In addition to defendant's apparent recognition of this duty, and although special instructions were requested and granted by the court as to what would constitute a reasonable effort to procure such services, no request was made to submit to the jury the issue which it is now insisted the court erred in not submitting.

While the duty of a common carrier to supply medical attention to an injured or disabled passenger is a relative one, depending, among other things, upon the condition of the passenger and his ability to take care of himself without assistance, there was no special request tendered by defendant to bring the application of this rule of duty within such limits. The charge, as given, was not misleading but was meager in the sense that it failed to define the limits of the duty resting upon a carrier under the circumstances averred in the declaration and shown by the proof.

Though, as stated, defendant requested special instructions upon another aspect of the duty owing an injured passenger, the court was not requested to submit to the jury the question of whether or not Mr. Denton was in such condition as to entitle him to invoke defendant's special duty of caring for injured and disabled passengers unable to adequately and properly take care of themselves. Under these circumstances, we think defendant waived the right to have this question submitted to the jury.

"Meagreness of an instruction [is] not reversible error for it is the duty of the party to ask a more specific charge when desired." Memphis Street Railway Co. v. Aycock, 11 Tenn. App. 260; Brakebill Hamilton et al. v. Knoxville Contracting, etc., Co., *86 14 Tenn. App. 531; Tennessee Coach Co. v.
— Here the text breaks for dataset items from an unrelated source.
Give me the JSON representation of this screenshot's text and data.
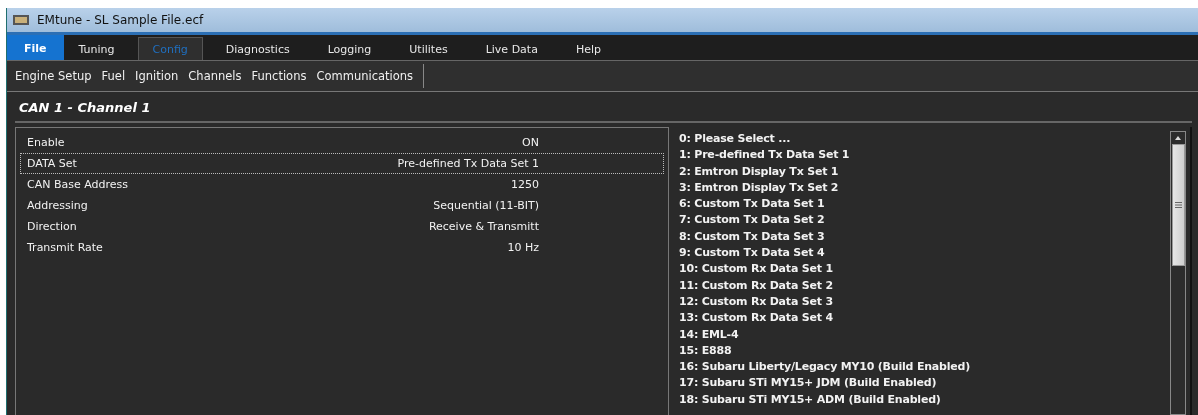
{
  "window": {
    "title": "EMtune - SL Sample File.ecf"
  },
  "menu_tabs": [
    {
      "label": "File",
      "kind": "app",
      "selected": false
    },
    {
      "label": "Tuning",
      "kind": "tab",
      "selected": false
    },
    {
      "label": "Config",
      "kind": "tab",
      "selected": true
    },
    {
      "label": "Diagnostics",
      "kind": "tab",
      "selected": false
    },
    {
      "label": "Logging",
      "kind": "tab",
      "selected": false
    },
    {
      "label": "Utilites",
      "kind": "tab",
      "selected": false
    },
    {
      "label": "Live Data",
      "kind": "tab",
      "selected": false
    },
    {
      "label": "Help",
      "kind": "tab",
      "selected": false
    }
  ],
  "submenu": [
    "Engine Setup",
    "Fuel",
    "Ignition",
    "Channels",
    "Functions",
    "Communications"
  ],
  "heading": "CAN 1 - Channel 1",
  "properties": [
    {
      "name": "Enable",
      "value": "ON",
      "selected": false
    },
    {
      "name": "DATA Set",
      "value": "Pre-defined Tx Data Set 1",
      "selected": true
    },
    {
      "name": "CAN Base Address",
      "value": "1250",
      "selected": false
    },
    {
      "name": "Addressing",
      "value": "Sequential (11-BIT)",
      "selected": false
    },
    {
      "name": "Direction",
      "value": "Receive & Transmitt",
      "selected": false
    },
    {
      "name": "Transmit Rate",
      "value": "10 Hz",
      "selected": false
    }
  ],
  "options": [
    "0: Please Select ...",
    "1: Pre-defined Tx Data Set 1",
    "2: Emtron Display Tx Set 1",
    "3: Emtron Display Tx Set 2",
    "6: Custom Tx Data Set 1",
    "7: Custom Tx Data Set 2",
    "8: Custom Tx Data Set 3",
    "9: Custom Tx Data Set 4",
    "10: Custom Rx Data Set 1",
    "11: Custom Rx Data Set 2",
    "12: Custom Rx Data Set 3",
    "13: Custom Rx Data Set 4",
    "14: EML-4",
    "15: E888",
    "16: Subaru Liberty/Legacy MY10 (Build Enabled)",
    "17: Subaru STi MY15+ JDM (Build Enabled)",
    "18: Subaru STi MY15+ ADM (Build Enabled)"
  ]
}
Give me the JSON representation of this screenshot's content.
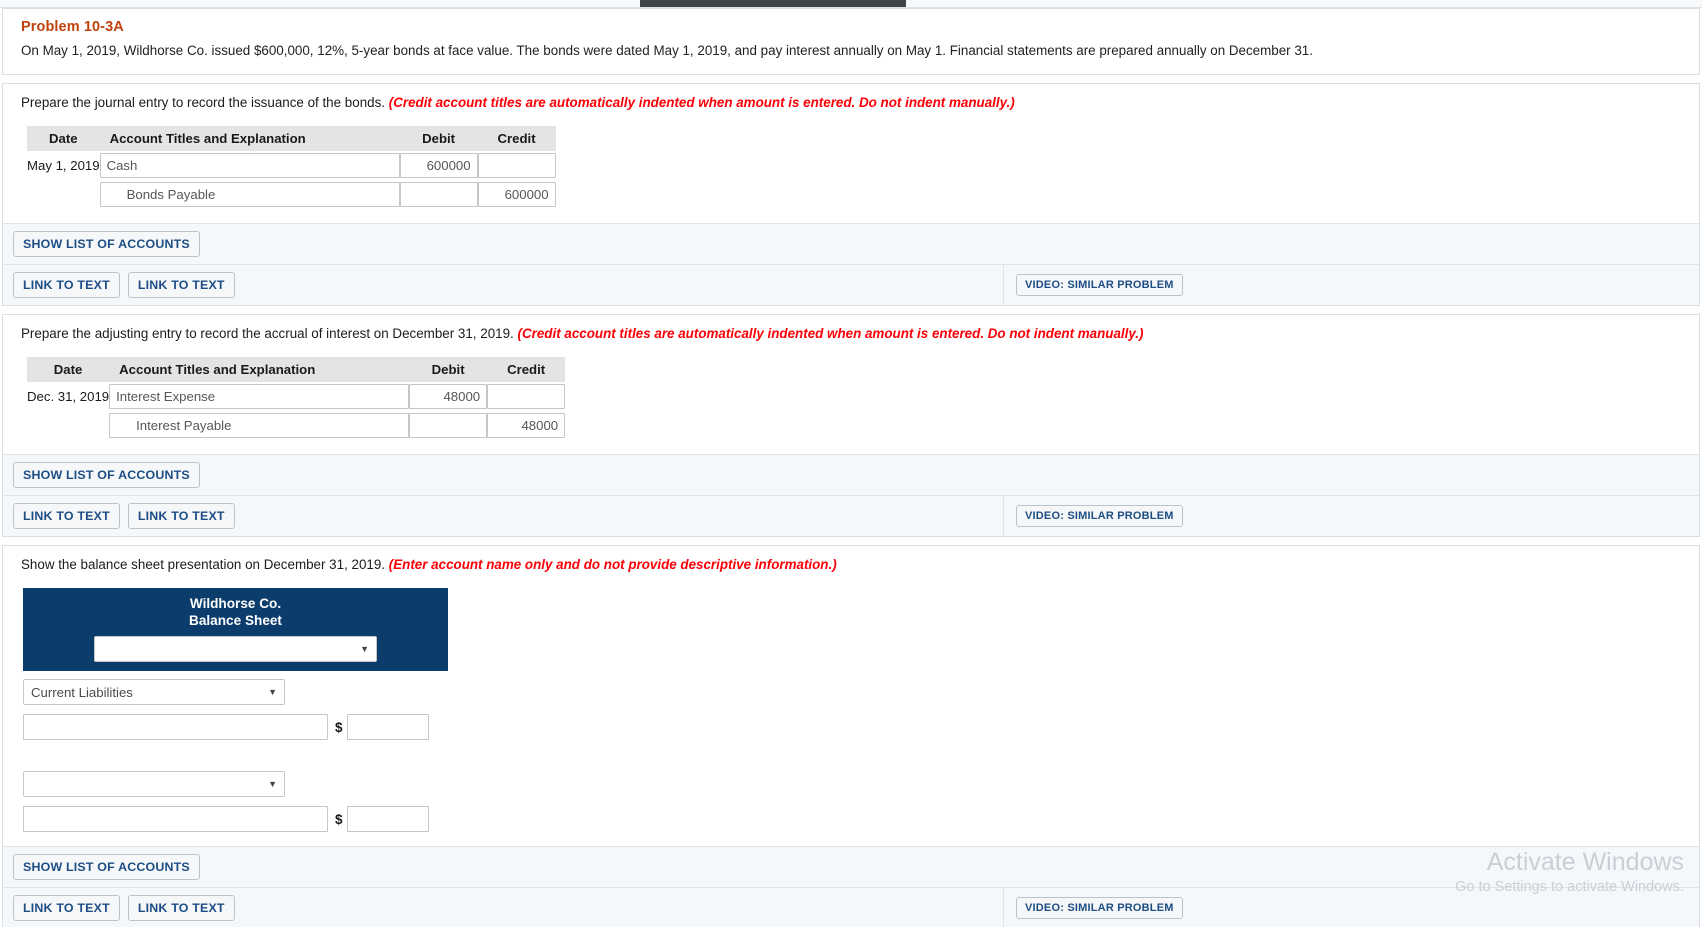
{
  "window": {
    "scrollbar": "horizontal-scroll-thumb"
  },
  "problem": {
    "title": "Problem 10-3A",
    "statement": "On May 1, 2019, Wildhorse Co. issued $600,000, 12%, 5-year bonds at face value. The bonds were dated May 1, 2019, and pay interest annually on May 1. Financial statements are prepared annually on December 31."
  },
  "common": {
    "show_list_label": "SHOW LIST OF ACCOUNTS",
    "link_to_text_label": "LINK TO TEXT",
    "video_label": "VIDEO: SIMILAR PROBLEM",
    "columns": {
      "date": "Date",
      "account": "Account Titles and Explanation",
      "debit": "Debit",
      "credit": "Credit"
    },
    "account_placeholder": "",
    "amount_placeholder": "",
    "accent_blue": "#1e4e86",
    "hint_red": "#fb0007",
    "title_orange": "#c2410c",
    "navy": "#0b3c6b"
  },
  "section1": {
    "prompt": "Prepare the journal entry to record the issuance of the bonds.",
    "hint": "(Credit account titles are automatically indented when amount is entered. Do not indent manually.)",
    "rows": [
      {
        "date": "May 1, 2019",
        "account": "Cash",
        "indent": false,
        "debit": "600000",
        "credit": ""
      },
      {
        "date": "",
        "account": "Bonds Payable",
        "indent": true,
        "debit": "",
        "credit": "600000"
      }
    ]
  },
  "section2": {
    "prompt": "Prepare the adjusting entry to record the accrual of interest on December 31, 2019.",
    "hint": "(Credit account titles are automatically indented when amount is entered. Do not indent manually.)",
    "rows": [
      {
        "date": "Dec. 31, 2019",
        "account": "Interest Expense",
        "indent": false,
        "debit": "48000",
        "credit": ""
      },
      {
        "date": "",
        "account": "Interest Payable",
        "indent": true,
        "debit": "",
        "credit": "48000"
      }
    ]
  },
  "section3": {
    "prompt": "Show the balance sheet presentation on December 31, 2019.",
    "hint": "(Enter account name only and do not provide descriptive information.)",
    "company": "Wildhorse Co.",
    "report": "Balance Sheet",
    "header_select_value": "",
    "category_select_value": "Current Liabilities",
    "second_select_value": "",
    "rows": [
      {
        "account": "",
        "dollar": "$",
        "amount": ""
      },
      {
        "account": "",
        "dollar": "$",
        "amount": ""
      }
    ]
  },
  "watermark": {
    "line1": "Activate Windows",
    "line2": "Go to Settings to activate Windows."
  }
}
Young, 18 Tenn. App. 592,80 S.W.2d 107; Travis v. Bacherig, 7 Tenn. App. 638; Cochran v. Gaither, 9 Tenn. App. 247.

It is unnecessary to say more upon this subject since, for reasons hereinafter stated, the case will be remanded for a new trial and defendant may then have this question submitted to the jury under a proper charge.

By the third and last assignment it is insisted that the verdict is so grossly excessive as to indicate passion, prejudice or caprice on the part of the jury.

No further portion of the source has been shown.